Being part of a smaller case management company means that we all know each others’ strengths and this can really help when managing very complex cases.

“I love working at EWA which offers such a supportive environment.”

Case management has a growing profile and the creation of the IRCM will bring new levels of professional accreditation to the profession.

What do you think is the outlook for case management?

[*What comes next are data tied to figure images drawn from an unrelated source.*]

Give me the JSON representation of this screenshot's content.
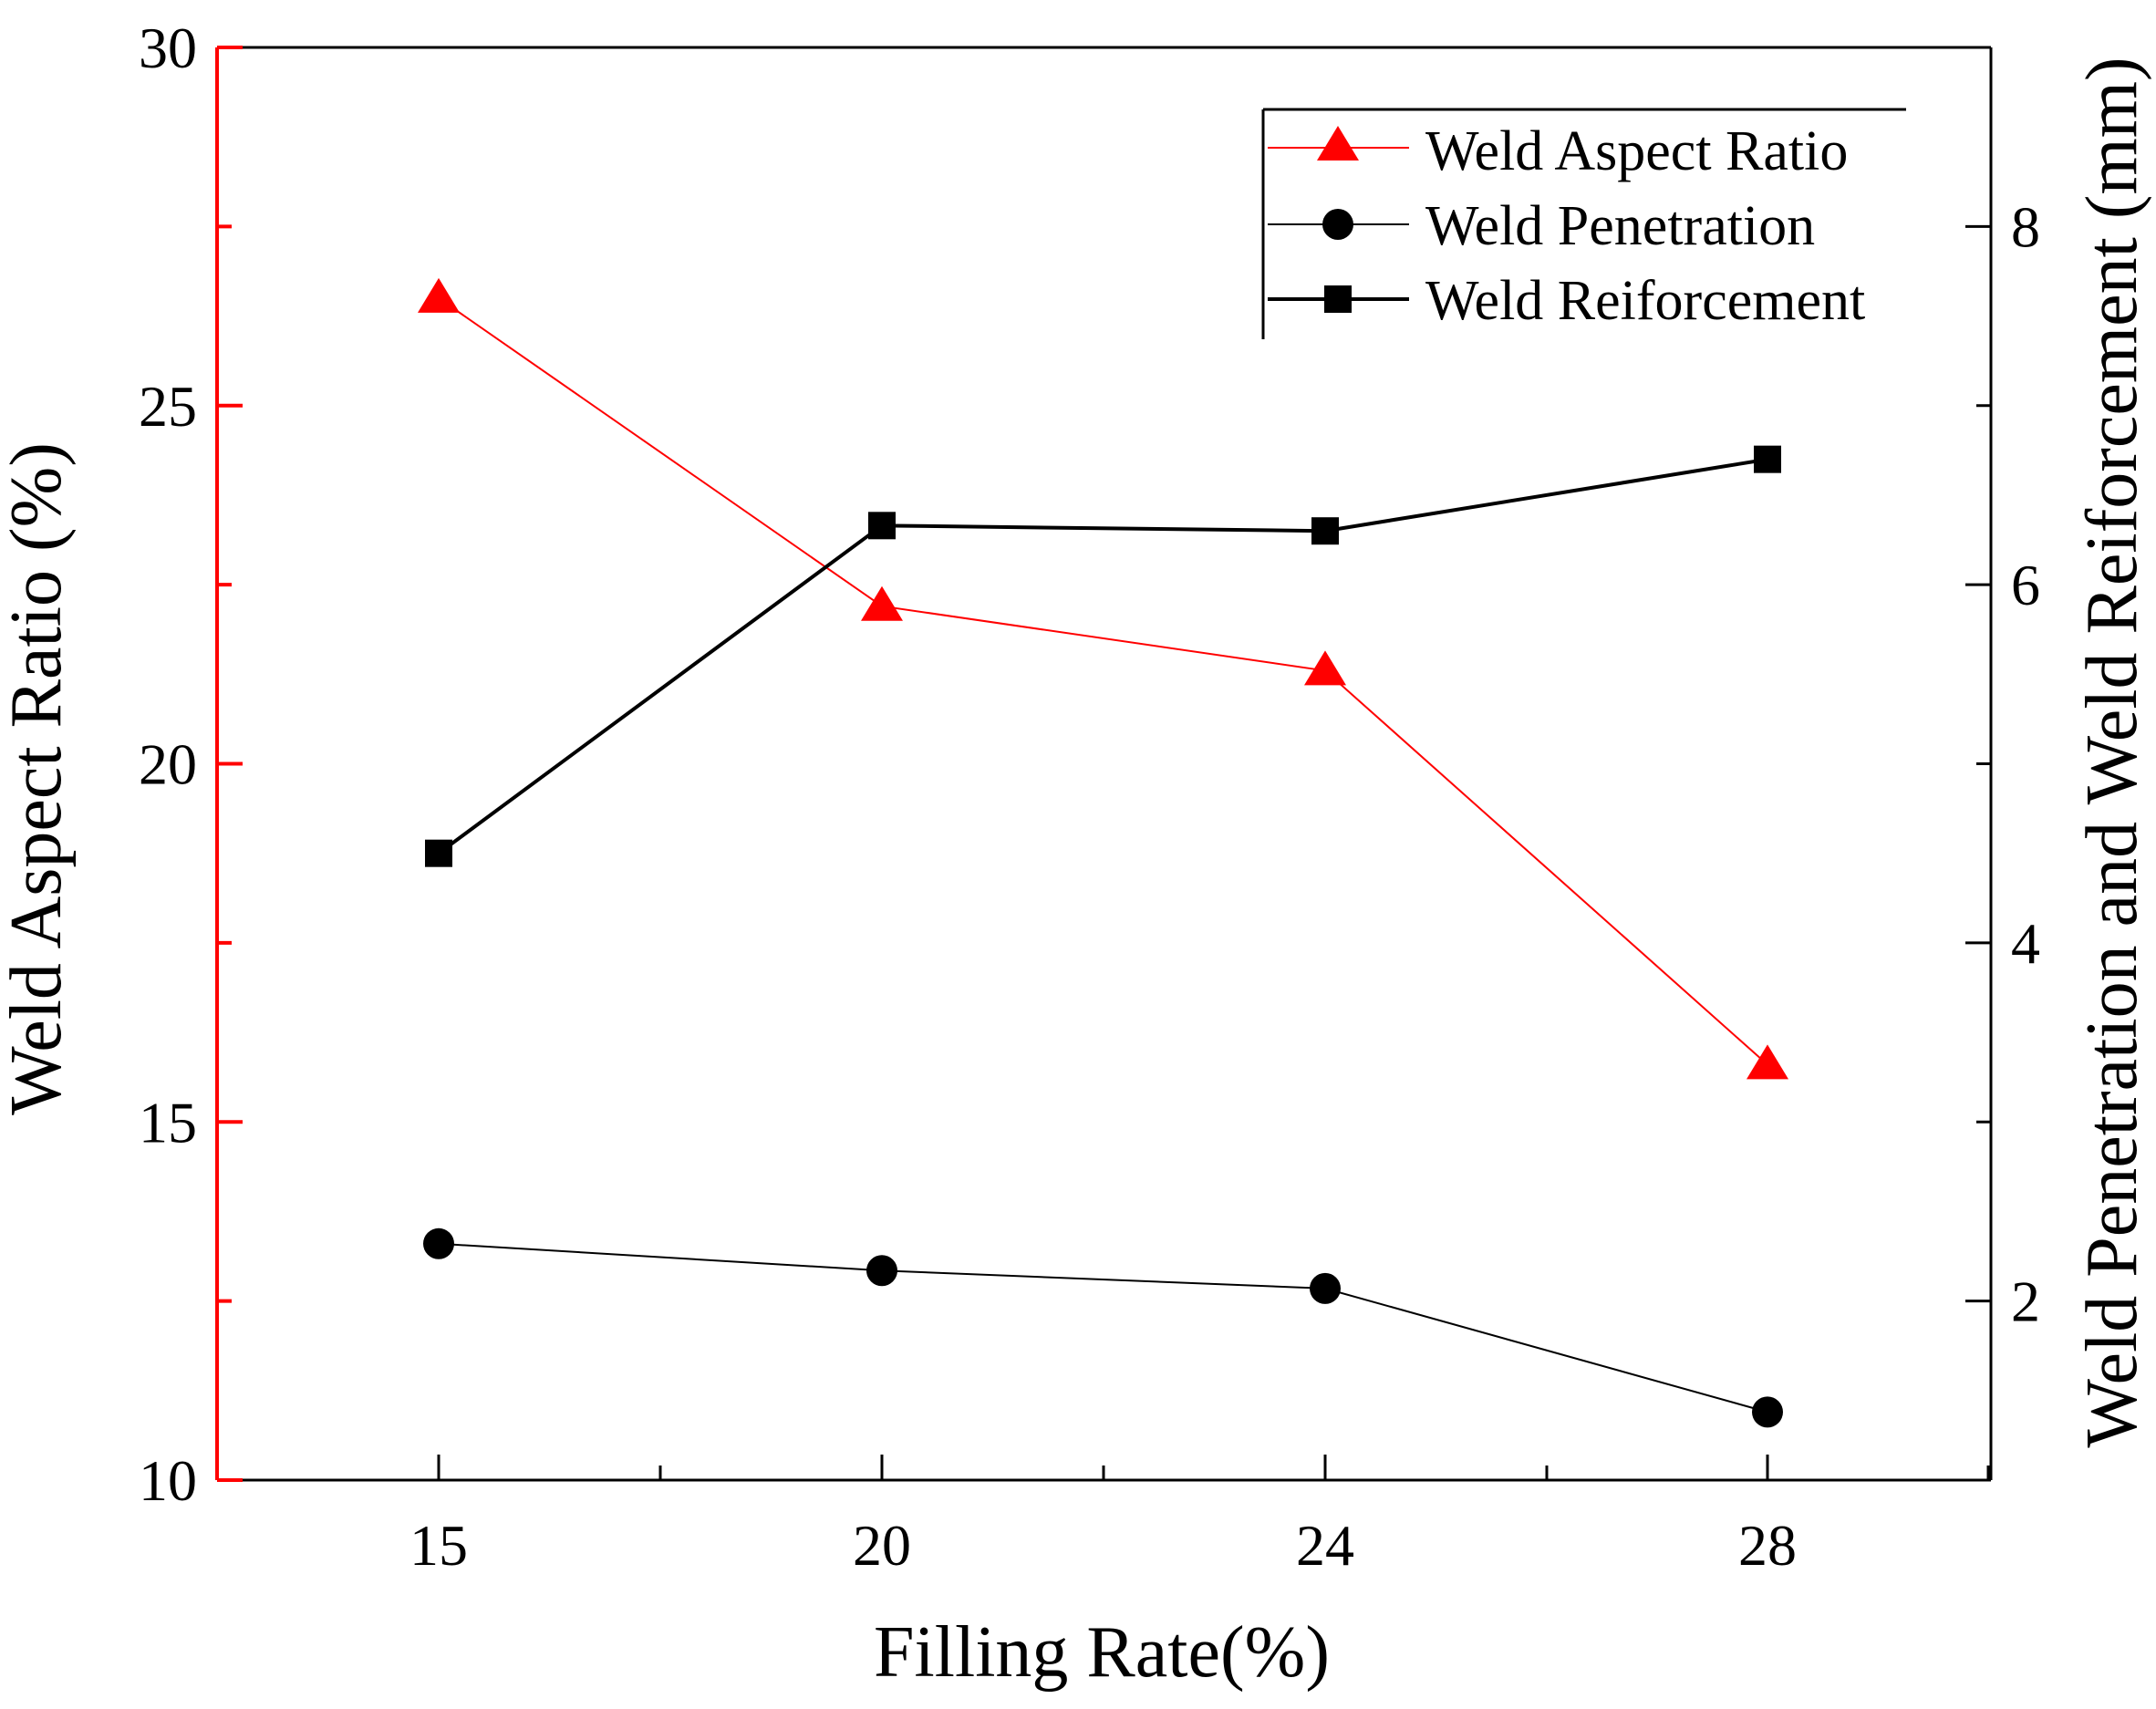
{
  "chart_data": {
    "type": "line",
    "x": [
      15,
      20,
      24,
      28
    ],
    "xlabel": "Filling Rate(%)",
    "x_tick_labels": [
      "15",
      "20",
      "24",
      "28"
    ],
    "left_axis": {
      "label": "Weld Aspect Ratio (%)",
      "range": [
        10,
        30
      ],
      "tick_labels": [
        "10",
        "15",
        "20",
        "25",
        "30"
      ],
      "color": "#ff0000"
    },
    "right_axis": {
      "label": "Weld Penetration and Weld Reiforcement (mm)",
      "range": [
        1,
        9
      ],
      "tick_labels": [
        "2",
        "4",
        "6",
        "8"
      ],
      "color": "#000000"
    },
    "series": [
      {
        "name": "Weld Aspect Ratio",
        "axis": "left",
        "marker": "triangle",
        "color": "#ff0000",
        "values": [
          26.5,
          22.2,
          21.3,
          15.8
        ]
      },
      {
        "name": "Weld Penetration",
        "axis": "right",
        "marker": "circle",
        "color": "#000000",
        "values": [
          2.32,
          2.17,
          2.07,
          1.38
        ]
      },
      {
        "name": "Weld Reiforcement",
        "axis": "right",
        "marker": "square",
        "color": "#000000",
        "values": [
          4.5,
          6.33,
          6.3,
          6.7
        ]
      }
    ],
    "legend_position": "top-right"
  }
}
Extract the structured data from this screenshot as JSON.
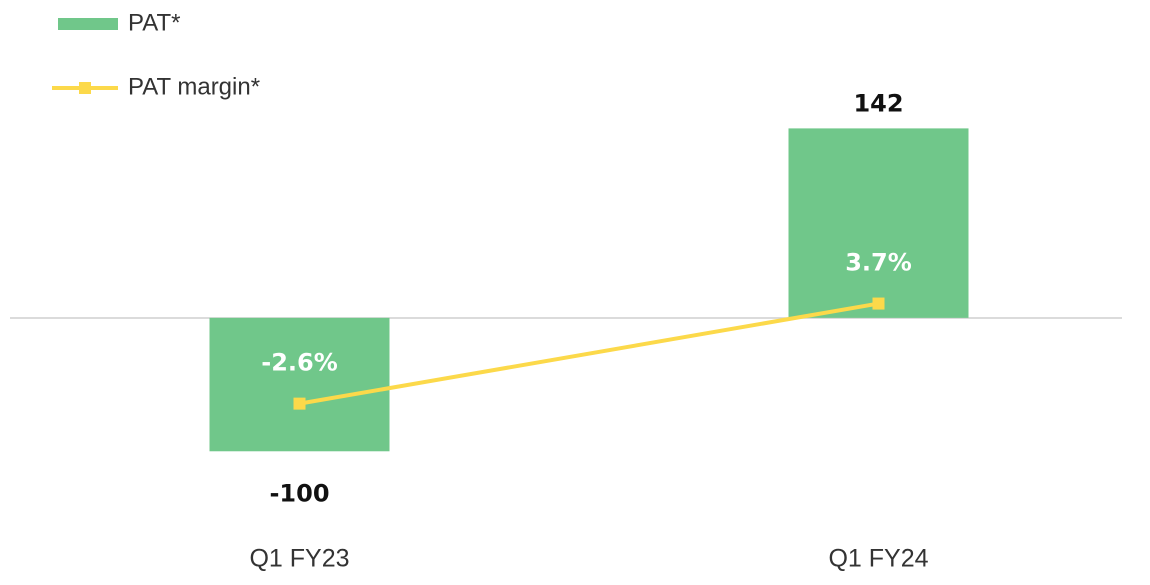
{
  "chart_data": {
    "type": "bar",
    "categories": [
      "Q1 FY23",
      "Q1 FY24"
    ],
    "series": [
      {
        "name": "PAT*",
        "type": "bar",
        "color": "#70c78a",
        "values": [
          -100,
          142
        ]
      },
      {
        "name": "PAT margin*",
        "type": "line",
        "axis": "y2",
        "color": "#fcd94a",
        "values": [
          -2.6,
          3.7
        ],
        "value_labels": [
          "-2.6%",
          "3.7%"
        ]
      }
    ],
    "ylim": [
      -150,
      200
    ],
    "y2lim": [
      -9.8,
      19.6
    ],
    "legend": "top-left",
    "grid": false
  }
}
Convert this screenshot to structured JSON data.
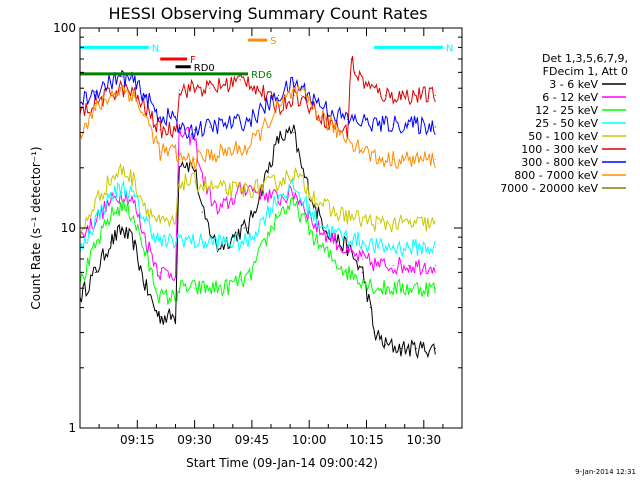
{
  "chart_data": {
    "type": "line",
    "title": "HESSI Observing Summary Count Rates",
    "xlabel": "Start Time (09-Jan-14 09:00:42)",
    "ylabel": "Count Rate (s⁻¹ detector⁻¹)",
    "y_scale": "log",
    "ylim": [
      1,
      100
    ],
    "xlim_minutes": [
      0,
      100
    ],
    "x_ticks": [
      {
        "label": "09:15",
        "t": 15
      },
      {
        "label": "09:30",
        "t": 30
      },
      {
        "label": "09:45",
        "t": 45
      },
      {
        "label": "10:00",
        "t": 60
      },
      {
        "label": "10:15",
        "t": 75
      },
      {
        "label": "10:30",
        "t": 90
      }
    ],
    "y_ticks": [
      {
        "label": "1",
        "v": 1
      },
      {
        "label": "10",
        "v": 10
      },
      {
        "label": "100",
        "v": 100
      }
    ],
    "legend_header": [
      "Det 1,3,5,6,7,9,",
      "FDecim 1, Att 0"
    ],
    "legend_placement": "right",
    "series": [
      {
        "name": "3 - 6 keV",
        "color": "#000000",
        "points": [
          [
            0,
            4.5
          ],
          [
            4,
            6
          ],
          [
            8,
            8.5
          ],
          [
            11,
            9.8
          ],
          [
            14,
            8.5
          ],
          [
            17,
            5.2
          ],
          [
            20,
            3.8
          ],
          [
            21,
            3.6
          ],
          [
            25,
            3.6
          ],
          [
            26,
            22
          ],
          [
            30,
            20
          ],
          [
            32,
            12
          ],
          [
            36,
            8
          ],
          [
            40,
            9
          ],
          [
            43,
            10
          ],
          [
            44,
            10
          ],
          [
            52,
            28
          ],
          [
            56,
            30
          ],
          [
            58,
            20
          ],
          [
            62,
            12
          ],
          [
            66,
            9
          ],
          [
            70,
            8
          ],
          [
            74,
            6
          ],
          [
            76,
            4
          ],
          [
            77,
            3
          ],
          [
            80,
            2.6
          ],
          [
            84,
            2.5
          ],
          [
            88,
            2.5
          ],
          [
            93,
            2.5
          ]
        ]
      },
      {
        "name": "6 - 12 keV",
        "color": "#ff00ff",
        "points": [
          [
            0,
            9
          ],
          [
            4,
            11
          ],
          [
            8,
            13.5
          ],
          [
            11,
            15
          ],
          [
            14,
            13.5
          ],
          [
            17,
            9
          ],
          [
            20,
            6.5
          ],
          [
            21,
            6
          ],
          [
            25,
            6
          ],
          [
            26,
            30
          ],
          [
            30,
            28
          ],
          [
            32,
            18
          ],
          [
            36,
            12
          ],
          [
            40,
            14
          ],
          [
            43,
            16
          ],
          [
            44,
            16
          ],
          [
            52,
            14
          ],
          [
            56,
            15
          ],
          [
            58,
            13.5
          ],
          [
            62,
            10
          ],
          [
            66,
            9
          ],
          [
            70,
            7.5
          ],
          [
            74,
            7
          ],
          [
            78,
            6.5
          ],
          [
            82,
            6.5
          ],
          [
            86,
            6.5
          ],
          [
            93,
            6.5
          ]
        ]
      },
      {
        "name": "12 - 25 keV",
        "color": "#00ff00",
        "points": [
          [
            0,
            5.2
          ],
          [
            4,
            8
          ],
          [
            8,
            11.5
          ],
          [
            11,
            13
          ],
          [
            14,
            11.5
          ],
          [
            17,
            7.5
          ],
          [
            20,
            5
          ],
          [
            21,
            4.5
          ],
          [
            25,
            4.5
          ],
          [
            26,
            5
          ],
          [
            30,
            5
          ],
          [
            34,
            5
          ],
          [
            38,
            5
          ],
          [
            42,
            5.5
          ],
          [
            44,
            5.5
          ],
          [
            52,
            12
          ],
          [
            56,
            13
          ],
          [
            58,
            11.5
          ],
          [
            62,
            8.5
          ],
          [
            66,
            7
          ],
          [
            70,
            6
          ],
          [
            74,
            5.5
          ],
          [
            78,
            5
          ],
          [
            82,
            5
          ],
          [
            86,
            5
          ],
          [
            93,
            5
          ]
        ]
      },
      {
        "name": "25 - 50 keV",
        "color": "#00ffff",
        "points": [
          [
            0,
            7.5
          ],
          [
            4,
            11
          ],
          [
            8,
            14.5
          ],
          [
            11,
            16
          ],
          [
            14,
            14.5
          ],
          [
            17,
            11
          ],
          [
            20,
            9
          ],
          [
            21,
            8.5
          ],
          [
            25,
            8.5
          ],
          [
            26,
            9
          ],
          [
            30,
            8.5
          ],
          [
            34,
            8.5
          ],
          [
            38,
            8.5
          ],
          [
            42,
            8.5
          ],
          [
            44,
            8.5
          ],
          [
            52,
            14.5
          ],
          [
            56,
            16
          ],
          [
            58,
            14
          ],
          [
            62,
            11
          ],
          [
            66,
            9.5
          ],
          [
            70,
            9
          ],
          [
            74,
            8.5
          ],
          [
            78,
            8
          ],
          [
            82,
            8
          ],
          [
            86,
            8
          ],
          [
            93,
            8
          ]
        ]
      },
      {
        "name": "50 - 100 keV",
        "color": "#c8c800",
        "points": [
          [
            0,
            9
          ],
          [
            4,
            13.5
          ],
          [
            8,
            17.5
          ],
          [
            11,
            19.5
          ],
          [
            14,
            17.5
          ],
          [
            17,
            13
          ],
          [
            20,
            11
          ],
          [
            21,
            10.5
          ],
          [
            25,
            10.5
          ],
          [
            26,
            17
          ],
          [
            30,
            17
          ],
          [
            34,
            16
          ],
          [
            38,
            15.5
          ],
          [
            42,
            15.5
          ],
          [
            44,
            15.5
          ],
          [
            52,
            17
          ],
          [
            56,
            19
          ],
          [
            58,
            17
          ],
          [
            62,
            14
          ],
          [
            66,
            12
          ],
          [
            70,
            11.5
          ],
          [
            74,
            11
          ],
          [
            78,
            10.5
          ],
          [
            82,
            10.5
          ],
          [
            86,
            10.5
          ],
          [
            93,
            10.5
          ]
        ]
      },
      {
        "name": "100 - 300 keV",
        "color": "#dd0000",
        "points": [
          [
            0,
            37
          ],
          [
            4,
            42
          ],
          [
            8,
            47
          ],
          [
            11,
            50
          ],
          [
            14,
            47
          ],
          [
            17,
            40
          ],
          [
            20,
            33
          ],
          [
            21,
            31
          ],
          [
            25,
            31
          ],
          [
            26,
            49
          ],
          [
            30,
            50
          ],
          [
            34,
            50
          ],
          [
            38,
            52
          ],
          [
            42,
            55
          ],
          [
            44,
            55
          ],
          [
            52,
            40
          ],
          [
            56,
            46
          ],
          [
            58,
            44
          ],
          [
            62,
            38
          ],
          [
            66,
            33
          ],
          [
            70,
            30
          ],
          [
            71,
            70
          ],
          [
            72,
            60
          ],
          [
            76,
            50
          ],
          [
            80,
            46
          ],
          [
            84,
            46
          ],
          [
            88,
            46
          ],
          [
            93,
            46
          ]
        ]
      },
      {
        "name": "300 - 800 keV",
        "color": "#0000ff",
        "points": [
          [
            0,
            42
          ],
          [
            4,
            48
          ],
          [
            8,
            54
          ],
          [
            11,
            57
          ],
          [
            14,
            54
          ],
          [
            17,
            46
          ],
          [
            20,
            38
          ],
          [
            21,
            36
          ],
          [
            25,
            36
          ],
          [
            26,
            30
          ],
          [
            30,
            31
          ],
          [
            34,
            32
          ],
          [
            38,
            33
          ],
          [
            42,
            34
          ],
          [
            44,
            34
          ],
          [
            52,
            46
          ],
          [
            56,
            53
          ],
          [
            58,
            50
          ],
          [
            62,
            43
          ],
          [
            66,
            38
          ],
          [
            70,
            35
          ],
          [
            74,
            34
          ],
          [
            78,
            33
          ],
          [
            82,
            33
          ],
          [
            86,
            33
          ],
          [
            93,
            32
          ]
        ]
      },
      {
        "name": "800 - 7000 keV",
        "color": "#ff8c00",
        "points": [
          [
            0,
            30
          ],
          [
            4,
            39
          ],
          [
            8,
            46
          ],
          [
            11,
            50
          ],
          [
            14,
            46
          ],
          [
            17,
            36
          ],
          [
            20,
            27
          ],
          [
            21,
            24
          ],
          [
            25,
            24
          ],
          [
            26,
            22
          ],
          [
            30,
            22
          ],
          [
            34,
            23
          ],
          [
            38,
            24
          ],
          [
            42,
            25
          ],
          [
            44,
            25
          ],
          [
            52,
            40
          ],
          [
            56,
            48
          ],
          [
            58,
            46
          ],
          [
            62,
            38
          ],
          [
            66,
            32
          ],
          [
            70,
            28
          ],
          [
            74,
            25
          ],
          [
            78,
            22
          ],
          [
            82,
            22
          ],
          [
            86,
            22
          ],
          [
            93,
            22
          ]
        ]
      },
      {
        "name": "7000 - 20000 keV",
        "color": "#808000",
        "points": []
      }
    ],
    "annotations": [
      {
        "text": "N",
        "color": "#00ffff",
        "t_start": 0,
        "t_end": 18,
        "level": 80
      },
      {
        "text": "N",
        "color": "#00ffff",
        "t_start": 77,
        "t_end": 95,
        "level": 80
      },
      {
        "text": "F",
        "color": "#ff0000",
        "t_start": 21,
        "t_end": 28,
        "level": 70
      },
      {
        "text": "S",
        "color": "#ff8c00",
        "t_start": 44,
        "t_end": 49,
        "level": 87
      },
      {
        "text": "RD0",
        "color": "#000000",
        "t_start": 25,
        "t_end": 29,
        "level": 64
      },
      {
        "text": "RD6",
        "color": "#008000",
        "t_start": 0,
        "t_end": 44,
        "level": 59
      }
    ]
  },
  "footer": {
    "date_stamp": "9-Jan-2014 12:31"
  }
}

“I think that the IRCM will bring increased recognition and enhance the importance of the case management role.

“I hope it will improve standards and give more accountability. It is so important that clients have a good case manager on their side.

“They only get one chance of getting their life back together and so they need the right person supporting them to do this.

“I would hope that the IRCM will ensure that they always get the chance to have that right person alongside them on their journey.”

Finally, Lisa, we wanted to know something a little bit different about you.

Like so many of us, Lisa has teenagers who she spends a lot of time ferrying about to sports practices and matches in every spare moment but is there something unusual that we didn’t know?

“I have a City and Guilds qualification in millinery!”

So, with that in mind, let’s raise our hats to case management!